WAT is a highly heterogeneous organ. Depot-specific differences are present in rodents, rabbits, guinea pigs, humans and other mammals, indicating a strong evolutionary advantage. The apparent compartmentalization of adipose tissue in the body roots from the differential developmental origin of the precursor cells in different and within depots. This inter- and intradepot heterogeneity is gradually amplified during WAT expansion by cell-autonomous differences in the dynamic turnover of adipocytes, regulation of lipid flux and metabolism and also cytokine profile. All these factors are influenced by genetic predisposition, environment, gender and age. Together, they define the tendency and mode of the development of obesity, which in turn determine the susceptibility to a range of cardiometabolic diseases (Figure 3). Finally, it should be noted that the adipose organ has been grossly categorized into subcutaneous and visceral depots to fit the scope of this review, and does not entirely reflect the real situation in animals or humans. In particular, the unique anatomical and physiological roles of epicardial138 and perivascular adipose tissue,139 two subdepots of visceral fat, have further contributed to the complex concept of depot specificity of WAT.

Figure 3
figure 3

Currently identified regulators and processes that give rise to heterogeneity in white adipose tissue (WAT) which, together with environmental factors, in turn contribute to differential cardiometabolic risks.

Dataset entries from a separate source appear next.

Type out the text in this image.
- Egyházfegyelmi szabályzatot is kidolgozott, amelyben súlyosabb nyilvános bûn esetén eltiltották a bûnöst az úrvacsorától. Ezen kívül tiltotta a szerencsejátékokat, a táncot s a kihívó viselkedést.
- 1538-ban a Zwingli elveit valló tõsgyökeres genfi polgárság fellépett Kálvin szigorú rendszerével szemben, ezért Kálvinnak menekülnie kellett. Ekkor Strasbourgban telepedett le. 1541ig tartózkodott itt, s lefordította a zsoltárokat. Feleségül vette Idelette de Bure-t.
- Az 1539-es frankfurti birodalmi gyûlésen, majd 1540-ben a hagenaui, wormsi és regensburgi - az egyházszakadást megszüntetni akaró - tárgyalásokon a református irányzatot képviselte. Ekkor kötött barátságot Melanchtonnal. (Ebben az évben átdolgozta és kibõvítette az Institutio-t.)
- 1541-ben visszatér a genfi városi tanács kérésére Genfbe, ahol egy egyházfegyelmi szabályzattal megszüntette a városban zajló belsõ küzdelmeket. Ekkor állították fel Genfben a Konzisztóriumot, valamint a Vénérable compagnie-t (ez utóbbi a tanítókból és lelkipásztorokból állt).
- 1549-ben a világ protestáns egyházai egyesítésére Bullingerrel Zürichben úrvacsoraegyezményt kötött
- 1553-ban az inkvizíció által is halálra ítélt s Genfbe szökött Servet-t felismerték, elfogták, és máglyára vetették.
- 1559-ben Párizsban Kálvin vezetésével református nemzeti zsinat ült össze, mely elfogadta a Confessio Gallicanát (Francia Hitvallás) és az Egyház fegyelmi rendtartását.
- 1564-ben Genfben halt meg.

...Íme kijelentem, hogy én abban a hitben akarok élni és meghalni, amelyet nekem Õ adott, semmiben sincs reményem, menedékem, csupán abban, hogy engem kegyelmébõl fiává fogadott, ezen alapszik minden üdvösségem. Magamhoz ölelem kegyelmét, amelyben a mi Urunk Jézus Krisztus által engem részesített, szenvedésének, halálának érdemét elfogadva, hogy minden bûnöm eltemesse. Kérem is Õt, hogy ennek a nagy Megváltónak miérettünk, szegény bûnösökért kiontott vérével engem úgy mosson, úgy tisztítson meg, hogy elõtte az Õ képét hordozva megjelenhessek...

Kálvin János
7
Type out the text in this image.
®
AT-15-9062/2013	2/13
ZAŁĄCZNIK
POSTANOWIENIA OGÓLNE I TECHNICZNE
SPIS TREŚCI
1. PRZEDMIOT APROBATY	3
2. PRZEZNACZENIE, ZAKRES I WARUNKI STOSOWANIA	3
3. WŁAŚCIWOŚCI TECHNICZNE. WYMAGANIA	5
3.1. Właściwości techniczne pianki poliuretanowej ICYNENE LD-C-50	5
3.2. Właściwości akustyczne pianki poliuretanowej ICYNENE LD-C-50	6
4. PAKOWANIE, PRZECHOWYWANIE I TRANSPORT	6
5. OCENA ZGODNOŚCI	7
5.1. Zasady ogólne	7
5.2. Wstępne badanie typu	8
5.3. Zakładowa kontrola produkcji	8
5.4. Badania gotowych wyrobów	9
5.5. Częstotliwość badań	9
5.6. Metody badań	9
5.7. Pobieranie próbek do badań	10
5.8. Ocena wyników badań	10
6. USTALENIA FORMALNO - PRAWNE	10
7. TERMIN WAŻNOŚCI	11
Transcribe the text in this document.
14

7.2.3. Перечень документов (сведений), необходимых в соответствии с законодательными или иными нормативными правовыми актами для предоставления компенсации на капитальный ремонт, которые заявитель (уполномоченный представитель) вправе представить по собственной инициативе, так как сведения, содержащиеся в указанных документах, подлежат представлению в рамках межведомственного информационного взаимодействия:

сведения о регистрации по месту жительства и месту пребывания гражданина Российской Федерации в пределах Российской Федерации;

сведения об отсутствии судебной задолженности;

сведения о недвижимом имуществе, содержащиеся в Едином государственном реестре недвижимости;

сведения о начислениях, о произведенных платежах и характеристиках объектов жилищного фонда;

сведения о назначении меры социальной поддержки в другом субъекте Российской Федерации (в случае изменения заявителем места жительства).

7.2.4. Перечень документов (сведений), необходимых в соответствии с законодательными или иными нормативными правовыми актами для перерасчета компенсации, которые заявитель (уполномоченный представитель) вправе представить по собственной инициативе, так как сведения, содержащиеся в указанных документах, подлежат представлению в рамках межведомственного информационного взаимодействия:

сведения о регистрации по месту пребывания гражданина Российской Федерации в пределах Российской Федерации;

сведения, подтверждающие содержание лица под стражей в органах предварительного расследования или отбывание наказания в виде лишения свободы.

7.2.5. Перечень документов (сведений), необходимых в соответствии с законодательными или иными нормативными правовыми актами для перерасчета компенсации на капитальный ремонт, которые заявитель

Further studies to refine current knowledge on the heterogeneity of WAT are required before the clinical implementation of WAT depot-specific therapies to combat obesity-related cardiometabolic diseases. In particular, prospective studies that examine the association between each of the fat depot and cardiovascular risks will help to define the roles of each individual fat depot in the onset and/or progression of the diseases. In addition, further genetic and biochemical manipulation of the identified key factors that give rise to the heterogeneity in WAT may provide further mechanistic insights on the origin, development and physiological functions of each WAT depot.